Wednesday 19th October 2022

Deployments Deployments slowness issue

We observe slow deployment times, we are investigating why.

** EDIT 18:10 UTC ** : The issue has been identified and actions to solve this issue has been performed

Tuesday 18th October 2022

No incidents reported

Monday 17th October 2022

No incidents reported

Sunday 16th October 2022

No incidents reported

Saturday 15th October 2022

No incidents reported

Friday 14th October 2022

Deployments Deployments issues

Due to the pulsar incident, some deployments may fail from time to time.

Some hypervisors are behaving strangely. We are watching and fixing them.

EDIT 10:20:00 UTC: Deployments are currently unavailable while we work around the issue.

EDIT 11:31:00 UTC: Deployments issues are fixed. We continue to monitor the situation. If you have troubles redeploying an application, please contact our support.

POSTMORTEM: The Pulsar outage that started around 04:30 UTC (see https://www.clevercloudstatus.com/incident/574) got in the way of:

  • the deployment process, breaking some notifications at 09:30 UTC.
  • the uptime of some persistent VMs (like databases) (See https://www.clevercloudstatus.com/incident/576), making the monitoring trigger deployments.

The pulsar notification system is being gradually deployed on our infrastructure, having passed the tests on our preproduction zone. We do have a fallback method for notifications. However, the issue was weird enough that the pulsar notification was not cleanly failing. They rather timed out after a long time, preventing the fallback to trigger. We stopped all deployments at 10:20 UTC. We worked on quickly adding an emergency flag to prevent the hypervisors from using pulsar for notifications. This way, we can bypass it and go straight to the fallback method.

To avoid this issue, we are working on the following:

  • monitor the pulsar logs before it impacts the rest of the production.
  • try to mitigate the long timeout issue on the notification actors, allowing for a quicker fallback.
Pulsar Pulsar add-ons issues

The pulsar cluster hosting the pulsar add-ons is undergoing issues. We are investigating.
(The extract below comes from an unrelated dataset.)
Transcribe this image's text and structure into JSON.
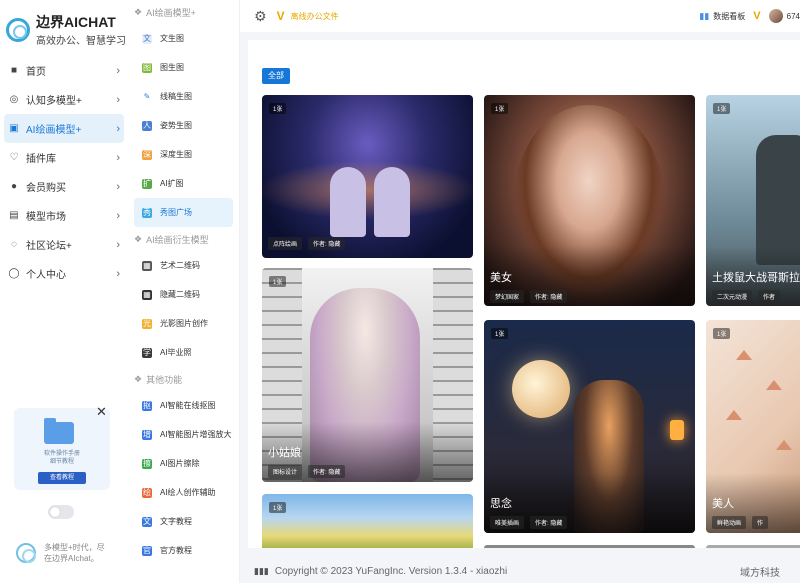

POSTMORTEM (all times are UTC) : Around 04:30: Timeouts in inter-nodes connections started to show up in the logs. They did not lead to alerts in the monitoring Around 05:00: We start getting issues in our infrastructure from software using that cluster.
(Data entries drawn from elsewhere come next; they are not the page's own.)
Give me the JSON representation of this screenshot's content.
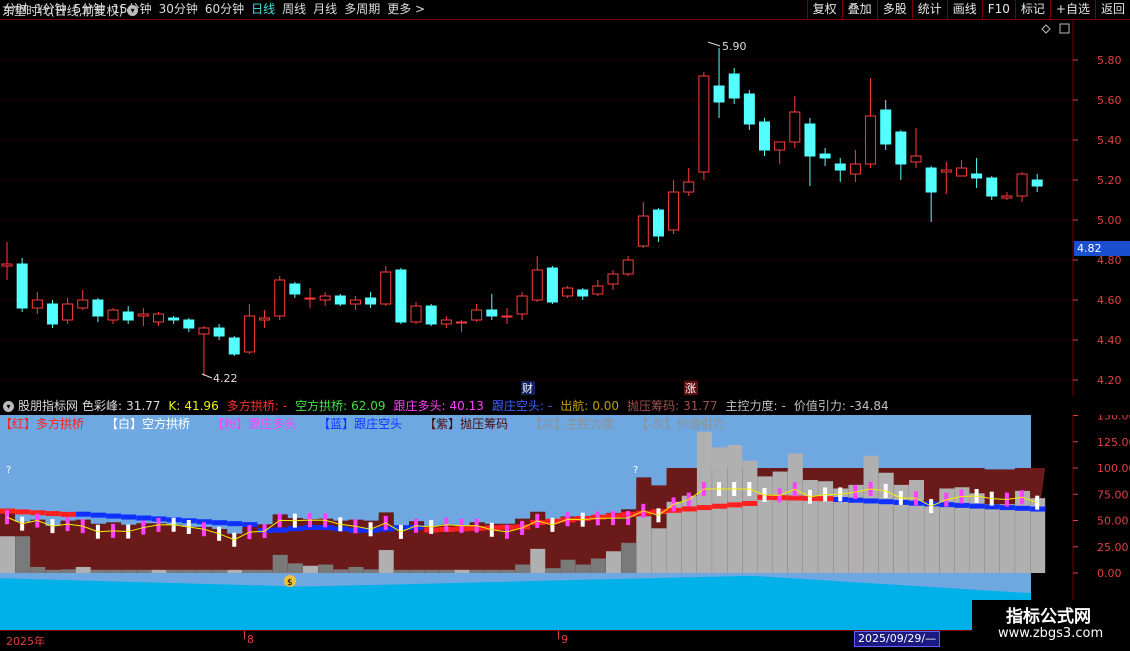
{
  "toolbar": {
    "tabs": [
      {
        "label": "分时"
      },
      {
        "label": "1分钟"
      },
      {
        "label": "5分钟"
      },
      {
        "label": "15分钟"
      },
      {
        "label": "30分钟"
      },
      {
        "label": "60分钟"
      },
      {
        "label": "日线"
      },
      {
        "label": "周线"
      },
      {
        "label": "月线"
      },
      {
        "label": "多周期"
      },
      {
        "label": "更多 >"
      }
    ],
    "active_tab": "日线",
    "actions": [
      {
        "label": "复权"
      },
      {
        "label": "叠加"
      },
      {
        "label": "多股"
      },
      {
        "label": "统计"
      },
      {
        "label": "画线"
      },
      {
        "label": "F10"
      },
      {
        "label": "标记"
      },
      {
        "label": "+自选"
      },
      {
        "label": "返回"
      }
    ]
  },
  "stock": {
    "title": "东望时代(日线,前复权)"
  },
  "price_axis": [
    "5.80",
    "5.60",
    "5.40",
    "5.20",
    "5.00",
    "4.80",
    "4.60",
    "4.40",
    "4.20"
  ],
  "price_flag": "4.82",
  "annotations": {
    "high": "5.90",
    "low": "4.22",
    "cai": "财",
    "zhang": "涨"
  },
  "candles": [
    [
      4.77,
      4.78,
      4.89,
      4.7
    ],
    [
      4.78,
      4.56,
      4.81,
      4.54
    ],
    [
      4.56,
      4.6,
      4.64,
      4.53
    ],
    [
      4.58,
      4.48,
      4.6,
      4.46
    ],
    [
      4.5,
      4.58,
      4.61,
      4.48
    ],
    [
      4.56,
      4.6,
      4.65,
      4.55
    ],
    [
      4.6,
      4.52,
      4.61,
      4.49
    ],
    [
      4.5,
      4.55,
      4.56,
      4.48
    ],
    [
      4.54,
      4.5,
      4.57,
      4.48
    ],
    [
      4.52,
      4.53,
      4.56,
      4.47
    ],
    [
      4.49,
      4.53,
      4.54,
      4.47
    ],
    [
      4.51,
      4.5,
      4.52,
      4.48
    ],
    [
      4.5,
      4.46,
      4.51,
      4.44
    ],
    [
      4.43,
      4.46,
      4.47,
      4.22
    ],
    [
      4.46,
      4.42,
      4.48,
      4.4
    ],
    [
      4.41,
      4.33,
      4.42,
      4.32
    ],
    [
      4.34,
      4.52,
      4.58,
      4.33
    ],
    [
      4.5,
      4.51,
      4.55,
      4.46
    ],
    [
      4.52,
      4.7,
      4.72,
      4.5
    ],
    [
      4.68,
      4.63,
      4.69,
      4.61
    ],
    [
      4.61,
      4.61,
      4.66,
      4.56
    ],
    [
      4.6,
      4.62,
      4.64,
      4.57
    ],
    [
      4.62,
      4.58,
      4.63,
      4.57
    ],
    [
      4.58,
      4.6,
      4.62,
      4.55
    ],
    [
      4.61,
      4.58,
      4.64,
      4.56
    ],
    [
      4.58,
      4.74,
      4.77,
      4.57
    ],
    [
      4.75,
      4.49,
      4.76,
      4.48
    ],
    [
      4.49,
      4.57,
      4.59,
      4.48
    ],
    [
      4.57,
      4.48,
      4.58,
      4.47
    ],
    [
      4.48,
      4.5,
      4.52,
      4.46
    ],
    [
      4.49,
      4.49,
      4.5,
      4.44
    ],
    [
      4.5,
      4.55,
      4.58,
      4.49
    ],
    [
      4.55,
      4.52,
      4.63,
      4.5
    ],
    [
      4.52,
      4.52,
      4.56,
      4.48
    ],
    [
      4.53,
      4.62,
      4.64,
      4.5
    ],
    [
      4.6,
      4.75,
      4.82,
      4.59
    ],
    [
      4.76,
      4.59,
      4.77,
      4.58
    ],
    [
      4.62,
      4.66,
      4.67,
      4.61
    ],
    [
      4.65,
      4.62,
      4.66,
      4.6
    ],
    [
      4.63,
      4.67,
      4.7,
      4.62
    ],
    [
      4.68,
      4.73,
      4.75,
      4.65
    ],
    [
      4.73,
      4.8,
      4.82,
      4.72
    ],
    [
      4.87,
      5.02,
      5.09,
      4.86
    ],
    [
      5.05,
      4.92,
      5.06,
      4.89
    ],
    [
      4.95,
      5.14,
      5.2,
      4.93
    ],
    [
      5.14,
      5.19,
      5.26,
      5.12
    ],
    [
      5.24,
      5.72,
      5.74,
      5.2
    ],
    [
      5.67,
      5.59,
      5.86,
      5.51
    ],
    [
      5.73,
      5.61,
      5.76,
      5.58
    ],
    [
      5.63,
      5.48,
      5.65,
      5.45
    ],
    [
      5.49,
      5.35,
      5.51,
      5.32
    ],
    [
      5.35,
      5.39,
      5.37,
      5.28
    ],
    [
      5.39,
      5.54,
      5.62,
      5.36
    ],
    [
      5.48,
      5.32,
      5.51,
      5.17
    ],
    [
      5.33,
      5.31,
      5.36,
      5.27
    ],
    [
      5.28,
      5.25,
      5.31,
      5.19
    ],
    [
      5.23,
      5.28,
      5.35,
      5.19
    ],
    [
      5.28,
      5.52,
      5.71,
      5.26
    ],
    [
      5.55,
      5.38,
      5.6,
      5.35
    ],
    [
      5.44,
      5.28,
      5.45,
      5.2
    ],
    [
      5.29,
      5.32,
      5.46,
      5.26
    ],
    [
      5.26,
      5.14,
      5.27,
      4.99
    ],
    [
      5.24,
      5.25,
      5.29,
      5.13
    ],
    [
      5.22,
      5.26,
      5.3,
      5.22
    ],
    [
      5.23,
      5.21,
      5.31,
      5.16
    ],
    [
      5.21,
      5.12,
      5.22,
      5.1
    ],
    [
      5.11,
      5.12,
      5.14,
      5.1
    ],
    [
      5.12,
      5.23,
      5.24,
      5.09
    ],
    [
      5.2,
      5.17,
      5.23,
      5.14
    ]
  ],
  "indicator": {
    "name": "股朋指标网",
    "values": [
      {
        "label": "色彩峰:",
        "value": "31.77",
        "color": "#dcdcdc"
      },
      {
        "label": "K:",
        "value": "41.96",
        "color": "#f0f000"
      },
      {
        "label": "多方拱桥:",
        "value": "-",
        "color": "#ff3030"
      },
      {
        "label": "空方拱桥:",
        "value": "62.09",
        "color": "#40e040"
      },
      {
        "label": "跟庄多头:",
        "value": "40.13",
        "color": "#ff40ff"
      },
      {
        "label": "跟庄空头:",
        "value": "-",
        "color": "#4060ff"
      },
      {
        "label": "出航:",
        "value": "0.00",
        "color": "#c0a000"
      },
      {
        "label": "抛压筹码:",
        "value": "31.77",
        "color": "#a05050"
      },
      {
        "label": "主控力度:",
        "value": "-",
        "color": "#c0c0c0"
      },
      {
        "label": "价值引力:",
        "value": "-34.84",
        "color": "#c0c0c0"
      }
    ],
    "legend": [
      {
        "tag": "【红】",
        "name": "多方拱桥",
        "color": "#ff2020"
      },
      {
        "tag": "【白】",
        "name": "空方拱桥",
        "color": "#ffffff"
      },
      {
        "tag": "【粉】",
        "name": "跟庄多头",
        "color": "#ff40ff"
      },
      {
        "tag": "【蓝】",
        "name": "跟庄空头",
        "color": "#1030ff"
      },
      {
        "tag": "【紫】",
        "name": "抛压筹码",
        "color": "#7a1a1a"
      },
      {
        "tag": "【灰】",
        "name": "主控力度",
        "color": "#909090"
      },
      {
        "tag": "【-灰】",
        "name": "价值引力",
        "color": "#909090"
      }
    ],
    "axis": [
      "150.00",
      "125.00",
      "100.00",
      "75.00",
      "50.00",
      "25.00",
      "0.00"
    ],
    "marks": {
      "q1": "?",
      "q2": "?",
      "money": "$"
    }
  },
  "bottom_axis": {
    "labels": [
      "2025年",
      "8",
      "9"
    ],
    "date_box": "2025/09/29/—"
  },
  "watermark": {
    "line1": "指标公式网",
    "line2": "www.zbgs3.com"
  },
  "colors": {
    "up": "#ff3c3c",
    "down": "#54ffff",
    "bg": "#000000",
    "sky": "#6fa8e0",
    "water": "#00b0e8",
    "grid": "#7a0000"
  }
}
11:30 : we disable the brokers to analyze the issue.

14:42: The incident is now resolved. If you still encounter any problems, please contact our support.

Infrastructure [RETROACTIVE] [PAR] Some databases instances went down.
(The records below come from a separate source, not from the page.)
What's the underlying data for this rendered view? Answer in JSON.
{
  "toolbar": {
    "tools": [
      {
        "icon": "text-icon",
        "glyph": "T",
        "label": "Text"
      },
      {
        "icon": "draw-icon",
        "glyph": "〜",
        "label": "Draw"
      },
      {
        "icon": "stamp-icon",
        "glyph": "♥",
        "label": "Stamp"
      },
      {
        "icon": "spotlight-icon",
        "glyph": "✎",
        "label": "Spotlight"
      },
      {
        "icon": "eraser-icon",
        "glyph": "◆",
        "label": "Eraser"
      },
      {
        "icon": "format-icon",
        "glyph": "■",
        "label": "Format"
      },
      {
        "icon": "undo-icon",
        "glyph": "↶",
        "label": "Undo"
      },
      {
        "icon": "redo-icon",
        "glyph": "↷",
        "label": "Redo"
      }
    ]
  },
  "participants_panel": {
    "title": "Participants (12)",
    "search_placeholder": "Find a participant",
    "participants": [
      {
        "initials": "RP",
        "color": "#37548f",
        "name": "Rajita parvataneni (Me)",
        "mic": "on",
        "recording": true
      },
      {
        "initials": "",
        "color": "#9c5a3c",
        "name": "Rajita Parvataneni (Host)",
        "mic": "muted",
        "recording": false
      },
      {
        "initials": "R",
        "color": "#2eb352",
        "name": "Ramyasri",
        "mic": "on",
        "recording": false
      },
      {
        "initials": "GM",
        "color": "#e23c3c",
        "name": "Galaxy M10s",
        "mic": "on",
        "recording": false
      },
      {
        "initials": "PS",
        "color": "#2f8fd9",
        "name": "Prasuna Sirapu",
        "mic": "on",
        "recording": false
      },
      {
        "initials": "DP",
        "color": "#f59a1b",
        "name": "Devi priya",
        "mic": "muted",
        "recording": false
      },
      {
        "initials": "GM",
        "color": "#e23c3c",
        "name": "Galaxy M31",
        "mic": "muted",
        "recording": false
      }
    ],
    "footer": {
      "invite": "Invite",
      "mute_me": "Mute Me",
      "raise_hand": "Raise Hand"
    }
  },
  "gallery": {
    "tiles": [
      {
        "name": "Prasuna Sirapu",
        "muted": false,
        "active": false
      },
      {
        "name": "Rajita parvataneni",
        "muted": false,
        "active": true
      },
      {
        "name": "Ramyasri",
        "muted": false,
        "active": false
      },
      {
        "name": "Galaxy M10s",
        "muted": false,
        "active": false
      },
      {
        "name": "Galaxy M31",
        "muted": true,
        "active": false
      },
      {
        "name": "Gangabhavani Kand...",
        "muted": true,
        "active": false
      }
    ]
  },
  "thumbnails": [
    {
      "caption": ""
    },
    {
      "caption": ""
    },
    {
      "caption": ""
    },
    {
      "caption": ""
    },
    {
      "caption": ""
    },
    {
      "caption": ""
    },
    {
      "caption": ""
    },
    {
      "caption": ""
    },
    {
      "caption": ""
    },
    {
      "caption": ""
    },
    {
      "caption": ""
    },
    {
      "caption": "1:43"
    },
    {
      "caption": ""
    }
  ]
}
At 04:30 UTC: a pulsar cluster started to behave strangely (See https://www.clevercloudstatus.com/incident/574 ) At 05:30 UTC: on PAR, notification services on the hypervisors try to send messages in a loop, filling the system with stuck processes. At 07:00 UTC: the OS of these hypervisors start to kill processes to make room. It impacted some applications and databases. We start working on shutting down the stuck processes and restarting the broken instances. At 10:00 UTC: we finish restarting all the broken instances.

Thursday 13th October 2022

No incidents reported